11. The fixation of the post, creation of the post and sanction of the post are all administrative internal matters of the department concerned, and for their inaction or dereliction of duty or negligence an employee cannot be penalised. It is also most shocking and surprising that from 1954 to 1987 the Development Department could not get one post sanctioned for a petty employee when during this period thousands of other posts must have been sanctioned and every year there are budgetary allocations and new appointments and sanctions of the post. The whole affair seems to be most retrogressive, illegal and in-human, if not barbaric to a lady.

12. It is violative of Article 39A read with Art 14 of the Constitution as per principles of 'Equal pay for equal work' laid down in the judgments of Supreme Court in Sendu Singh v. C.E.C.P.W.D. : (1986)ILLJ403SC and Dhirendra Chandra's case : (1986)ILLJ134SC .

13. We are in the age where equal wages and salaries are being assured for equal work, and there is directive principle of workers participating in the management, and the Legislature is very keen to put an end to all exploitation.

14. More and more I look into the matter, the more my blood boils at the unprecedented injustice perpetuated by the hierarchy of all big officers from the Vikas Adhikari Panchayat Samiti to the Collector, the Director and Secretaries of the Government. The reversal of the judgment by the Addl. District Judge for perpetuating injustice certainly creates an instance where accusations can legitimately be made of converting these temples of justice into the courts of injustice unlimited.

15. I have got no hesitation in accepting the appeal, reversing the judgment of the Addl. District Judge, restoring the judgment of the Munsif, and further directing that the State and its functionaries shall pay the entire amount in the revised pay scale claimed in the suit and also the amount which became due there after within a period of six months from the date of this judgment.

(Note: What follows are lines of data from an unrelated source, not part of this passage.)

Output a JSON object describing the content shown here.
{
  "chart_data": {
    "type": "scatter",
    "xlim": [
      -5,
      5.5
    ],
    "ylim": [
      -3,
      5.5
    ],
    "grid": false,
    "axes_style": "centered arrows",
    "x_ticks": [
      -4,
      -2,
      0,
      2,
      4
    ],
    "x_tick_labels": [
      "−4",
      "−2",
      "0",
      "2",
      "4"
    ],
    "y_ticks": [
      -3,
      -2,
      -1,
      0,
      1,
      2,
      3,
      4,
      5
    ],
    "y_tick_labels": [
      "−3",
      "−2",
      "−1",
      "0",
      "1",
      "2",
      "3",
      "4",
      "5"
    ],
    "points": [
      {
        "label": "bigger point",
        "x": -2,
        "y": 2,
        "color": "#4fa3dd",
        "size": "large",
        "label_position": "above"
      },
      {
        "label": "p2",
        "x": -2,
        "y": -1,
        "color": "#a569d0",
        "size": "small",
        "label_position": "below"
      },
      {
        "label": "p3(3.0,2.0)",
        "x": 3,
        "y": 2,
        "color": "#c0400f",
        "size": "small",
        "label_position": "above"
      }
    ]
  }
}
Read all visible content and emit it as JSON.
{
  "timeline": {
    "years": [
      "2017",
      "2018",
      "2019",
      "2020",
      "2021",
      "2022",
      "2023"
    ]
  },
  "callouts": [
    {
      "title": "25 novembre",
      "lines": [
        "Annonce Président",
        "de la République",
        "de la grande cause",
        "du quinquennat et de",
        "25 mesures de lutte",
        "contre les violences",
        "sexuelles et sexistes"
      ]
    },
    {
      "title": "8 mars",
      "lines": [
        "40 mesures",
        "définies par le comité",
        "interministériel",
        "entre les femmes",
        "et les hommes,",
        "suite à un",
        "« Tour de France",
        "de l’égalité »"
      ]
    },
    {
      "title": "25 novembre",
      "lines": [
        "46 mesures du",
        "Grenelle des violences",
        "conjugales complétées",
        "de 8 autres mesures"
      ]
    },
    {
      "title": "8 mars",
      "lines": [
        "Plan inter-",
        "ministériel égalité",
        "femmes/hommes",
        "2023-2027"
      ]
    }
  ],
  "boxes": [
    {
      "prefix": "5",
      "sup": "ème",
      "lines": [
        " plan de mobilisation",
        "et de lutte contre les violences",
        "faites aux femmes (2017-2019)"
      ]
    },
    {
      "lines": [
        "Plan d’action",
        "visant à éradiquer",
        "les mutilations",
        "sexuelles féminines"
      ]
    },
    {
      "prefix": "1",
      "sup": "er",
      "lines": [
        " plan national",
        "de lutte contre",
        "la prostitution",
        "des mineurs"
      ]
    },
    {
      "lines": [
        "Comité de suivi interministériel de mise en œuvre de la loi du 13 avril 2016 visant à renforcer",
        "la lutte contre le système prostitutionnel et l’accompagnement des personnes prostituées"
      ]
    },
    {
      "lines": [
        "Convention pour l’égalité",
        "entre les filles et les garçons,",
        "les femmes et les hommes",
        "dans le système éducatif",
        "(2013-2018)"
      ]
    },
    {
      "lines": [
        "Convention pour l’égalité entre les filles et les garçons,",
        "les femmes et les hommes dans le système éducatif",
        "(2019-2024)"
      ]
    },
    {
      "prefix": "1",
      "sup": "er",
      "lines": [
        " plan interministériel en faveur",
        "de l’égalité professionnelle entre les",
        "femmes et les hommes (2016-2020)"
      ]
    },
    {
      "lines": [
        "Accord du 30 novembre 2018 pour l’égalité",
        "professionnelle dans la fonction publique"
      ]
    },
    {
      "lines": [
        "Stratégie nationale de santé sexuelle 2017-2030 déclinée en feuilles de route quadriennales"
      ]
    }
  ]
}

16. Mr. Paras Kuhad prays that the amount would work out to about Rs. 70,000/- when proper fixations are made in all pay scales. It is difficult to decide anything at this stage, because it would be a lengthy process, as there have been various revisions of pay scales. All that can be directed at the moment is that the defendant-respondents shall pay atleast Rs. 10,000/- on ad hoc basis to the plaintiff within two mouths and the balance of the amount shall be paid after proper fixation and calculations within another four months. If this amount is not paid as directed above, it would carry an interest at Rs. 12/- per cent per annum from the date of the suit till the date of realisation.

17. Before parting with this judgment, I must express grave concern and anxiety over the entire matter involved in this case. The fact that an appeal should have been filed by the State functionaries of the Panchayat Department against a petty employee exhibits apathy of the functionaries towards the claims of petty employees and lack of just and human approach As an expression of deep sense of deprecation of this practice of multiplying avoidable litigation and also dragging poor, down trodden, disadvantageous persons of weaker sections and weaker sex in litigation by filing avoidable appeals, I further direct that exemplary costs of Rs. 1,000/- would be paid by the respondents for this appeal in this court, and this amount shall be made realisable from the officer who permitted and directed the filing of the appeal in the District Court personally.